Szpile: Zemsta doskonała(?)

Twoja cotygodniowa dawka przekąsu.


Smuggler

📍 Pewien gracz spotkał w Diablo 2 dupków, którzy złośliwie doprowadzili do śmierci jego postaci. Cóż, zdarza się, są tacy ludzie. Ktoś inny puściłby wiąchę i na tym sprawa by się skończyła. Ale nie w przypadku tego gracza. Poświęcił on osiem miesięcy życia, by stworzyć i rozwinąć nowego wojownika o innym nicku. W międzyczasie odnalazł swego „zabójcę”, zaprzyjaźnił się z nim i zaczęli grać razem. A potem, jak można się domyślać, znienacka ubił jego postać. I obiecuje, że dopadnie resztę ekipy. I tak się troszkę zastanawiam, kto tu w sumie jest większym dupkiem.

📍 Znane wam studio Insomniac Games w 2014 stworzyło dla Microsoftu grę Sunset Overdrive, która zebrała ciepłe recenzje, ale sprzedała się raczej średnio, bo w 1,9 mln egzemplarzy, przynosząc jakieś siedem milionów dolarów zysku. Z czego twórcy dostali dokładnie… 567 dolarów. Idź do gamedevu, mówili. Tam się zarabia duże pieniądze, mówili.

📍 O zadymce z The Day Before – że żenująco słaba, że studio zbankrutowało, że Steam wycofał ją z oferty – pewnie słyszeliście. A o tym, że nieaktywowane klucze do TDB rozchodzą się teraz po 1000 „zielonych”, wiecie? Bo dla kolekcjonerów to teraz łakomy kąsek. Okej, już w 1961 pewien włoski artysta sprzedawał swe odchody zamknięte w puszce jako dzieło sztuki (i ludzie to kupowali, a ocalałe egzemplarze są warte teraz po 35 tys. euro od sztuki), ale widzę, że świat i w tej kwestii poszedł naprzód. Tylko gówno nadal jest gównem…

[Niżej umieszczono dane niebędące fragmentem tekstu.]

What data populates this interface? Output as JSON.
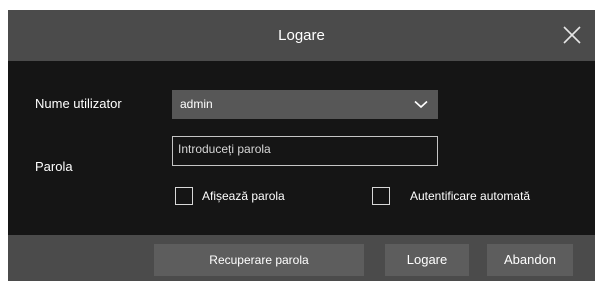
{
  "dialog": {
    "title": "Logare",
    "close_icon": "close-icon"
  },
  "form": {
    "username_label": "Nume utilizator",
    "username_value": "admin",
    "dropdown_icon": "chevron-down-icon",
    "password_label": "Parola",
    "password_placeholder": "Introduceți parola",
    "show_password_label": "Afișează parola",
    "show_password_checked": false,
    "auto_login_label": "Autentificare automată",
    "auto_login_checked": false
  },
  "footer": {
    "recover_label": "Recuperare parola",
    "login_label": "Logare",
    "cancel_label": "Abandon"
  },
  "colors": {
    "titlebar": "#4b4b4b",
    "body": "#151515",
    "button": "#5d5d5d",
    "select": "#575757",
    "text": "#ffffff"
  }
}
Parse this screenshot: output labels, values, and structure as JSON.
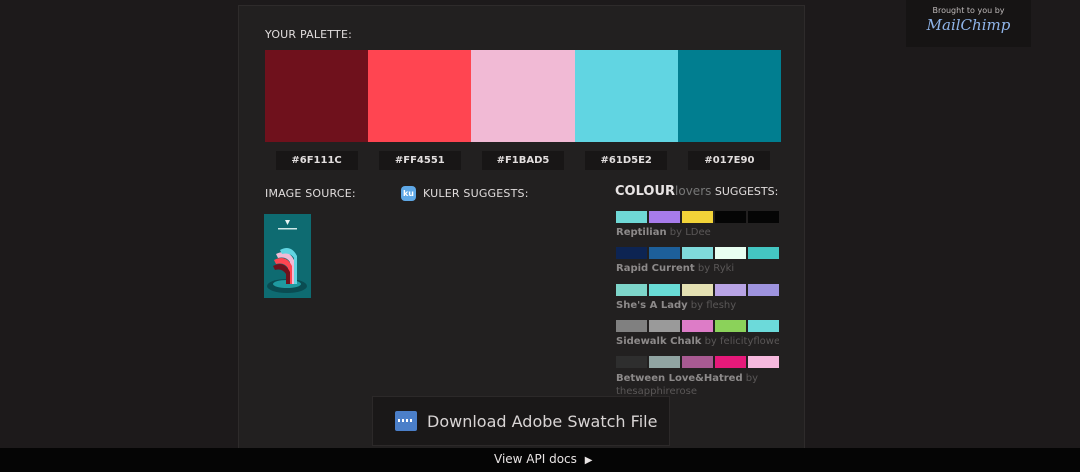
{
  "sponsor": {
    "brought_by": "Brought to you by",
    "brand": "MailChimp"
  },
  "palette": {
    "title": "YOUR PALETTE:",
    "colors": [
      "#6F111C",
      "#FF4551",
      "#F1BAD5",
      "#61D5E2",
      "#017E90"
    ],
    "hex_labels": [
      "#6F111C",
      "#FF4551",
      "#F1BAD5",
      "#61D5E2",
      "#017E90"
    ]
  },
  "image_source": {
    "title": "IMAGE SOURCE:"
  },
  "kuler": {
    "icon_text": "ku",
    "title": "KULER SUGGESTS:"
  },
  "colourlovers": {
    "logo_bold": "COLOUR",
    "logo_light": "lovers",
    "title_suffix": " SUGGESTS:",
    "suggestions": [
      {
        "name": "Reptilian",
        "by": " by LDee",
        "colors": [
          "#6FD8D6",
          "#A77BEA",
          "#F2D338",
          "#050505",
          "#050505"
        ]
      },
      {
        "name": "Rapid Current",
        "by": " by Ryki",
        "colors": [
          "#0D2452",
          "#1D5F9A",
          "#7FDADB",
          "#E8FFF1",
          "#44C6C2"
        ]
      },
      {
        "name": "She's A Lady",
        "by": " by fleshy",
        "colors": [
          "#7DD5C9",
          "#69DCD6",
          "#E4E0B2",
          "#B8A3E4",
          "#9E93DE"
        ]
      },
      {
        "name": "Sidewalk Chalk",
        "by": " by felicityflowers",
        "colors": [
          "#808080",
          "#9A9A9A",
          "#DD7CC7",
          "#8BD25A",
          "#6CDADA"
        ]
      },
      {
        "name": "Between Love&Hatred",
        "by": " by thesapphirerose",
        "colors": [
          "#2E2E2E",
          "#90A4A2",
          "#A85A92",
          "#E5197A",
          "#F6B9DE"
        ]
      }
    ]
  },
  "download": {
    "label": "Download Adobe Swatch File"
  },
  "footer": {
    "api_link": "View API docs",
    "arrow": "▶"
  }
}
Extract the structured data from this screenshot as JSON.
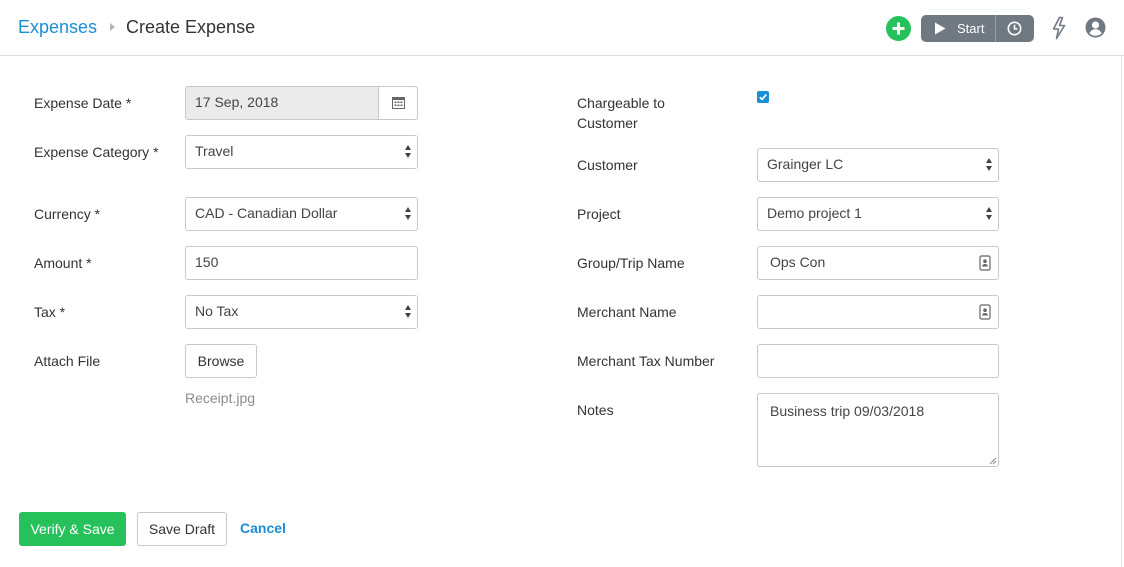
{
  "header": {
    "breadcrumb_root": "Expenses",
    "page_title": "Create Expense",
    "start_label": "Start"
  },
  "form": {
    "expense_date": {
      "label": "Expense Date *",
      "value": "17 Sep, 2018"
    },
    "expense_category": {
      "label": "Expense Category *",
      "value": "Travel"
    },
    "currency": {
      "label": "Currency *",
      "value": "CAD - Canadian Dollar"
    },
    "amount": {
      "label": "Amount *",
      "value": "150"
    },
    "tax": {
      "label": "Tax *",
      "value": "No Tax"
    },
    "attach_file": {
      "label": "Attach File",
      "button": "Browse",
      "file_name": "Receipt.jpg"
    },
    "chargeable": {
      "label": "Chargeable to Customer",
      "checked": true
    },
    "customer": {
      "label": "Customer",
      "value": "Grainger LC"
    },
    "project": {
      "label": "Project",
      "value": "Demo project 1"
    },
    "group_trip": {
      "label": "Group/Trip Name",
      "value": "Ops Con"
    },
    "merchant_name": {
      "label": "Merchant Name",
      "value": ""
    },
    "merchant_tax_number": {
      "label": "Merchant Tax Number",
      "value": ""
    },
    "notes": {
      "label": "Notes",
      "value": "Business trip 09/03/2018"
    }
  },
  "actions": {
    "verify_save": "Verify & Save",
    "save_draft": "Save Draft",
    "cancel": "Cancel"
  },
  "colors": {
    "accent": "#1a8ed6",
    "success": "#27c15b",
    "timer_bg": "#707882"
  },
  "icons": [
    "chevron-right-icon",
    "plus-icon",
    "play-icon",
    "clock-icon",
    "bolt-icon",
    "user-icon",
    "calendar-icon",
    "checkmark-icon",
    "contact-card-icon",
    "resize-grip-icon"
  ]
}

📍 Ostatnio informowałem, że 16 lutego 2024 w końcu oficjalna premiera Skull and Bones. Ale z opinii uczestników zamkniętej bety (delikatnie ujmując, nie byli zachwyceni tym, co dostali) wnoszę, że premiera być może będzie i 16, ale na pewno nie w lutym i raczej nie w 2024. W razie czego AI już ćwiczy przeprosiny. Ej, Ubi, powiedz, że przesuwacie premierę, żeby ekipa spokojnie mogła spędzić Wielkanoc z rodzinami albo co. Tak na grudzień. Harrr, harrr.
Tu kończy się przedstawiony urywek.